26

16.6K 2.8K 485
                                    

Catatan: di part 25 aku ngepost pas wattpad lagi down banget. dan banyak yang nggak masuk notifnya, ya? kalau belum muncul, refresh aja cerita ini. ini aja kayaknya masih down pas aku post part 26.

Selamat membaca dan semoga lancar aja bacanya<3

wallflower

Aku berusaha tidak peduli apa pun yang berhubungan dengan Gama. Termasuk kehadirannya yang selalu ada di sampingku.

Ketika aku turun dari mobil, Gama terlihat di depan gerbang seperti pengawas. Bersedekap, menyandarkan punggungnya ke tembok dengan pandangan yang lurus padaku.

Aku membuang muka kesal. Aku tidak mau berurusan dengannya lagi. Aku tidak mau mendengarkan apa pun karena inti dari kesalahan yang dia lakukan sudah sangat jelas. Aku melewatinya begitu saja. Tak peduli dengannya saat dia berusaha menyejajarkan langkah di sampingku.

"Gue kapan-kapan aja jelasin semuanya. Lo lagi nggak mood," katanya.

Lalu apa? Dia berharap aku akan mendengarkan semuanya dengan senang hati, lalu mengangguk-angguk menerima semua yang terjadi dengan lapang dada?

Aku tidak mau membalas perkataannya dan memilih diam. Nyatanya, aku berinteraksi dengan pikiranku sendiri. Itu sangat melelahkan.

Sepanjang waktu aku tidak memedulikan Gama. Aku tidak menggubris semua perkataannya.
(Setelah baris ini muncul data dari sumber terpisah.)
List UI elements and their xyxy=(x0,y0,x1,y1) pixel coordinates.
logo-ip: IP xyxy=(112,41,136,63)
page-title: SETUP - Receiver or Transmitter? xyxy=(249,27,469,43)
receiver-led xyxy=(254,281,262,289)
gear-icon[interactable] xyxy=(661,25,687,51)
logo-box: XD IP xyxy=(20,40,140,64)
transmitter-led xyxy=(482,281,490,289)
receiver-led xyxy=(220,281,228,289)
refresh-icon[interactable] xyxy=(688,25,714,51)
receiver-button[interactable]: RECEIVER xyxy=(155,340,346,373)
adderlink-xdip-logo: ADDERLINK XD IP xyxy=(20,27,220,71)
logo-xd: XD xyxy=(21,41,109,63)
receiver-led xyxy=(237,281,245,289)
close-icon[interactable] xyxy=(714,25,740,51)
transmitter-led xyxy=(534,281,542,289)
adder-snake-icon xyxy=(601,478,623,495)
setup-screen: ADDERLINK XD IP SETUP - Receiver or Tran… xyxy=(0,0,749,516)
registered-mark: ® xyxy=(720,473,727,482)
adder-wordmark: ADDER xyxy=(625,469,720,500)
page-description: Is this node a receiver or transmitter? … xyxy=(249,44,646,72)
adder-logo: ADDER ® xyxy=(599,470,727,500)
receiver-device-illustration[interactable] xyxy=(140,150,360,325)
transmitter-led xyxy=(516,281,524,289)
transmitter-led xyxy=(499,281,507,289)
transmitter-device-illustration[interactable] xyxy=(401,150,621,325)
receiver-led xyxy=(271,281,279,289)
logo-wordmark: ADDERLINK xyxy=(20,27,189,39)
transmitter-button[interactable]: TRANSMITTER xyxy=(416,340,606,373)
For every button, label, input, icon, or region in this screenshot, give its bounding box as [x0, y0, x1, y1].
Baik saat dia hanya sekadar bicara maupun saat dia bertanya.

Gama tidak menyerah mengikutiku ke mana-mana. Dia kembali ikut di kelasku dan dia juga tidak banyak bicara. Dia mengikuti pelajaran dengan tenang. Disaat aku berharap Sandra melapor ke guru tentang keberadaan Gama, Sandra tidak melakukan itu. Aku? Bagaimana bisa aku melapor keberadaan Gama disaat aku sedang tidak ingin menyebut namanya?

Bahkan saat aku izin ke toilet, dia juga izin untuk ke toilet. Sepertinya, dia tidak sadar siswa-siswi lain sampai melihatnya keheranan.
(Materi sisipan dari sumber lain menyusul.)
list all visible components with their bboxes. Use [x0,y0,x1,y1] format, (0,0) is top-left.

Aku tak menggubrisnya sama sekali dan masuk ke toilet untuk berlama-lama di sana.

Jangan-jangan dia menunggu di luar? Kalau sampai dia melakukan itu, aku tidak tahu harus melakukan apa lagi.

Sekarang apa? Aku harus melakukan apa untuk bisa melewati hari-hariku dengan damai tanpanya?

Aku menutup wajahku dengan tangan. Katakan aku bodoh. Ya, aku memang bodoh. Semakin sadar bodoh saat menyadari sebuah keinginan dan harapan yang muncul.

Aku masih ingin memberinya kesempatan untuk melihat sejauh mana dia akan bertahan dengan tingkahku yang tidak mau peduli sedikit pun dengan keberadaannya.

Aku ... memang masih berhadap dia tulus. Aku berhadap dia begitu.

Kira-kira, sampai kapan dia akan terus di sampingku dan menunjukkan bahwa semua yang dia lakukan selama ini bukan semata-mata karena permainan itu?

Sampai kapan dia akan bertahan di sampingku ketika aku berusaha untuk membuatnya menyerah sendiri?

"Pe—permisi, apa di dalam bilik sini ada yang namanya Masha?" Aku mendengar suara seorang siswi. Aku menebak-nebak mengapa dia bertanya begitu. "Anu... di luar ada yang nanyain apa terjadi sesuatu? Kenapa lama?"

Aku berdecak. "Bilang ke dia, jangan ganggu gue."

Aku mengusap wajahku lelah ketika sebuah ide terlintas. Ini mungkin akan menjadi rencana tergila. Kuambil ponselku dan mulai membuka grup percakapan seangkatan.

Aku ingat tentang apa yang aku lakukan di hari pertama saat ingin mencari perhatian saking frustrasinya karena aku tidak punya teman. Itu ide paling memalukan jika aku mengingat-ingatnya lagi, yang untungnya tidak aku lakukan. Meski pada akhirnya ide itu terjadi begitu saja dengan alami.